Illusoirement conditionnés par les contes de fées, nous voilà tentés de saisir ce crapaud qui surgit au milieu du salon pour lui coller la bise qui le transformera en beau prince riche et séduisant. Dans la réalité, l'idée saugrenue d'embrasser pareil animal fait froid dans le dos. Notons que ce hiatus entre l'écrit et la réalité nous éclaire sur la fragilité psychologique des héroïnes de conte de fée. Cependant, si l'on se réfère aux frères Grimm, il n'est pas question ici d'un baiser. Dans "le prince grenouille", ou "le prince crapaud", selon la cruauté des traducteurs, la Princesse, contrainte à vivre avec l'animal, ne l'embrasse pas. Alors qu'elle doit partager son lit avec l'infâme batracien, la jeune fille jette l'animal contre le mur de toutes ses forces et c'est lorsqu'il tombe à terre que l'amphibien se transforme en prince.  Bien que cette version soit nettement moins dégoutante, nous nous abstiendrons de tout excès de violence, et c'est  avec délicatesse que nous accompagnerons l'intrus maladroit hors de la maison, ratant par là même, l'occasion de rencontrer le conjoint idéal.

28 juil. 2012

Les Jeux de Domination

Il n'y a guère que sur les tasses à café achetées chez carrefour pour trois euros dix que les chats minaudent. Dans la vraie vie, les chats mènent sans répit une guerre de territoire. Et nous voilà contraints d'enfiler le casque bleu de la force d'interposition. Certes, il manque ici la violence des assauts et les cris déchirants qui soudain vous réveillent au milieu de la nuit, quand surgissent dans la chambre les belligérants aux griffes acérées. Comme un soldat traumatisé par l'assaut nocturne de l'ennemi, nous voilà pris dans un sommeil inquiet, sursautant aux moindre signes de présence inhabituelle. Et puisque qu'aucun forum d'entraide n'existe à ce propos, il est temps de briser le tabou et d'aider ceux qui vivent les mêmes frayeurs sous la coupe du syndrome de Mistigri.

23 juil. 2012

Les Compromis félins

Quand il s'agit de voir sa gamelle remplie, le greffier est prêt aux plus vils stratagèmes. Lui, d'habitude si farouche, se fait le plus câlins des félins. Ronronnant à tire larigot, il se frotte, se love, et perd toute dignité. Pour quelques grammes de viandes, le chat renonce à l'indépendance qu'il revendique pourtant à longueur de journée.
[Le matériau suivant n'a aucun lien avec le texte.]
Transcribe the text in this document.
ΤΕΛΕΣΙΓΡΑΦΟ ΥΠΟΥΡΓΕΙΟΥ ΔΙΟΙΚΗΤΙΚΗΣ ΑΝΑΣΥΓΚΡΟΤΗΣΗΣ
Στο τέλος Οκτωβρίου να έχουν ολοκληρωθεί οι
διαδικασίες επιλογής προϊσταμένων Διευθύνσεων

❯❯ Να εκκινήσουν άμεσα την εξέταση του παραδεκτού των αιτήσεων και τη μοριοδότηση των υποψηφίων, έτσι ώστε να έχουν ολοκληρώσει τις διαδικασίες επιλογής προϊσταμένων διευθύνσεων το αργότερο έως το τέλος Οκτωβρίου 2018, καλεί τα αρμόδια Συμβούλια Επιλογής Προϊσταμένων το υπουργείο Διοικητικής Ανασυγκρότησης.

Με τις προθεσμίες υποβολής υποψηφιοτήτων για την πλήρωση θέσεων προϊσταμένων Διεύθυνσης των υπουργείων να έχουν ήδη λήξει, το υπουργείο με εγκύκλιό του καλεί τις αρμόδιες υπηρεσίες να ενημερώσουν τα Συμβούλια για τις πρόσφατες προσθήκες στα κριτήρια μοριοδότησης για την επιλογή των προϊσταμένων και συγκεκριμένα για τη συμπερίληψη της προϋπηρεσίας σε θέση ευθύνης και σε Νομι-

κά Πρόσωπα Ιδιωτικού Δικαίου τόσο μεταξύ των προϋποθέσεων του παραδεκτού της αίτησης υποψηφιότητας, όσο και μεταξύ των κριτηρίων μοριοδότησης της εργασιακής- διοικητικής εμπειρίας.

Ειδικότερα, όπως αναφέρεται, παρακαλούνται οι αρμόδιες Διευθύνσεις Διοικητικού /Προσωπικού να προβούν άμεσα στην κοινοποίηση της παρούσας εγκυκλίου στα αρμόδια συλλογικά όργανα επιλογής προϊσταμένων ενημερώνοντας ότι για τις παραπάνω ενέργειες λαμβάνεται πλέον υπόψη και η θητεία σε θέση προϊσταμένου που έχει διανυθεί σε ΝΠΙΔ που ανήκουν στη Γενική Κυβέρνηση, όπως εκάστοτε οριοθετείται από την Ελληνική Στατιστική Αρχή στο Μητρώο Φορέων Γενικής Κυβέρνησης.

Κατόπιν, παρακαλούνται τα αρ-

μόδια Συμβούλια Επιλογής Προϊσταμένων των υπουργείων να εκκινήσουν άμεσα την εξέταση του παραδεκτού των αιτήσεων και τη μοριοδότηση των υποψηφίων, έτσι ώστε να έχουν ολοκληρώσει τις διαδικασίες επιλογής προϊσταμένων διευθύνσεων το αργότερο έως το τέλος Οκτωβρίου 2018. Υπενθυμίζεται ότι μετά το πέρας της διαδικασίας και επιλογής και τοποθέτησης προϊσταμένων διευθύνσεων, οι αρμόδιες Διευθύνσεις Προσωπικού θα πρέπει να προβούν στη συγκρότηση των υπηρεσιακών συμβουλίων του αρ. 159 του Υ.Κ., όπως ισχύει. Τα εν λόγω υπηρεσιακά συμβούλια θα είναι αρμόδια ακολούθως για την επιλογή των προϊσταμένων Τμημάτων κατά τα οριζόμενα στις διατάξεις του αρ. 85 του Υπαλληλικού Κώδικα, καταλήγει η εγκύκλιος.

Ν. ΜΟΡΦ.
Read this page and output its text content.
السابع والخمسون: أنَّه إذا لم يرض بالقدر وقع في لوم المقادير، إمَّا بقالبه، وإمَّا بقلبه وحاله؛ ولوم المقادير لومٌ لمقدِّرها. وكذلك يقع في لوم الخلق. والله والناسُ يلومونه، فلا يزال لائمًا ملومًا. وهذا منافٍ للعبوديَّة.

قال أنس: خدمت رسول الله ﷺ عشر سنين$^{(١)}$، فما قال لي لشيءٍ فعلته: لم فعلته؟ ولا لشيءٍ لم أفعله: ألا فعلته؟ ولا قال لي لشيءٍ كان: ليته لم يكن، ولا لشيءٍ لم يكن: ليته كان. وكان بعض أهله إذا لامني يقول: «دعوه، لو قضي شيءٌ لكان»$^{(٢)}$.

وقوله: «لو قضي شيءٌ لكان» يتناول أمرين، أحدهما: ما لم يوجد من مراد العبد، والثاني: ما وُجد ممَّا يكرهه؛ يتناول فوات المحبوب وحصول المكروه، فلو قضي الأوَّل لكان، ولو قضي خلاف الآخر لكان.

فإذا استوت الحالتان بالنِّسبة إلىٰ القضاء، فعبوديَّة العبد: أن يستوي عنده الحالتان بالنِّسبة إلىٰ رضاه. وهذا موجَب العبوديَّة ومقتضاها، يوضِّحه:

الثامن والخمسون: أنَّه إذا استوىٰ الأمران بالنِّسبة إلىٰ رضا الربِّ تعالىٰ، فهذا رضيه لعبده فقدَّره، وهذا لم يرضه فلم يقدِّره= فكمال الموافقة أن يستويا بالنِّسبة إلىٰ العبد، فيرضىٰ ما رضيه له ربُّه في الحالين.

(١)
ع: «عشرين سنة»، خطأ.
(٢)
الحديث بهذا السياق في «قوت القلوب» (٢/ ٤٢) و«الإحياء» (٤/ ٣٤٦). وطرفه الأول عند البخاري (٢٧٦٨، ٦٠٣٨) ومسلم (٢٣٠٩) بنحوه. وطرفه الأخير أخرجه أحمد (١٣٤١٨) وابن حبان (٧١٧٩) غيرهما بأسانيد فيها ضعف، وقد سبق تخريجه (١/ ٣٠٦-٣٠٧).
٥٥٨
Croit-il duper celui qui le cajole ou sommes nous tous les deux conscients de la supercherie ? Qu'importe, l'un comme l'autre semblons savourer cet instant rare d'amour presque gratuit.

19 juil. 2012

Dominique A

Rituel rendez-vous avec la foule de Paléo. Dominique A esquisse avec soin son dernier album, entouré de dix musiciens. La précision des arrangements est d'une rare délicatesse. La façon dont le bassiste ondule derrière l'artiste au premier plan crée le contrepoint parfait à sa présence solide.

18 juil. 2012

Les fausses Plages

"Il n'y a plus de saison ma brave dame." Pourtant les cités continuent à s'inventer de fausses plages pour donner aux citoyens qui n'ont pas le loisir de se rendre en croisière ou sur les bords de mer, l'illusion d'être ailleurs. Les Paris plage, Lille plage, dieu sait où plage... sont à l'été ce que les illuminations et les boules sont à Noël. Le transat devient la synecdoque inconsciente d'un été savouré, farniente, bel été en somme. Mais parfois le symbole ne peut lutter avec la sensation réelle, pluie, nuages et courants d'air glacés découragent les passants et rappellent haut et fort que ces parodies de carton pâte ne remplacent pas la réelle sensation du vent du large sur nos visages tandis que rumine l'océan sur les galets ou sur le sable. Alors, au coeur de la cité, sous nos parapluies, il nous faut rire de ces mises en scènes dérisoires en espérant cependant que s'installe enfin l'anticyclone salvateur qui rendra ces pastiches moins ridicules.

14 juil. 2012

Home sweet Home

Deux mille cinq cents kilomètres plus tard, retour à la case départ. Après cette plongée au coeur des Flandres, la vie, ici, semble  à la fois plus brouillonne mais aussi aseptisée. C'est l'effet boule à neige.

11 juil. 2012

Dans le petit Bain


Les villes de province s'inventent de beaux musées, écrins de qualité pour collections modestes. Ici, une ancienne piscine totalement restructurée tout en préservant l'ancien espace du bassin. L'endroit est magnifique et la curiosité des visiteurs ne peut être que piquée lorsqu'il se trouve au détour d'une salle face au portrait de madame Hanus par Jean-Joseph Weert...

9 juil. 2012

Le Chemin de Halage

Sur les routes de France, l'été est propice aux travaux de réfection des routes. Le voyageur dubitatif se retrouve ainsi mené par le bout du nez par des déviations gargantuesques et il lui faut alors stratagème trouver pour ne pas perdre un temps fou à courir la campagne. Dans ces cas là, se fier à l'instinct et suivre l'autochtone, permet de découvrir une alternative plus rapide et surtout plus champêtre. Ainsi, suivre durant deux kilomètres un chemin de halage le long de la Deule puis bifurquer sur la droite sur un chemin agricole vous mènera à bon port avec une perte de temps minime. 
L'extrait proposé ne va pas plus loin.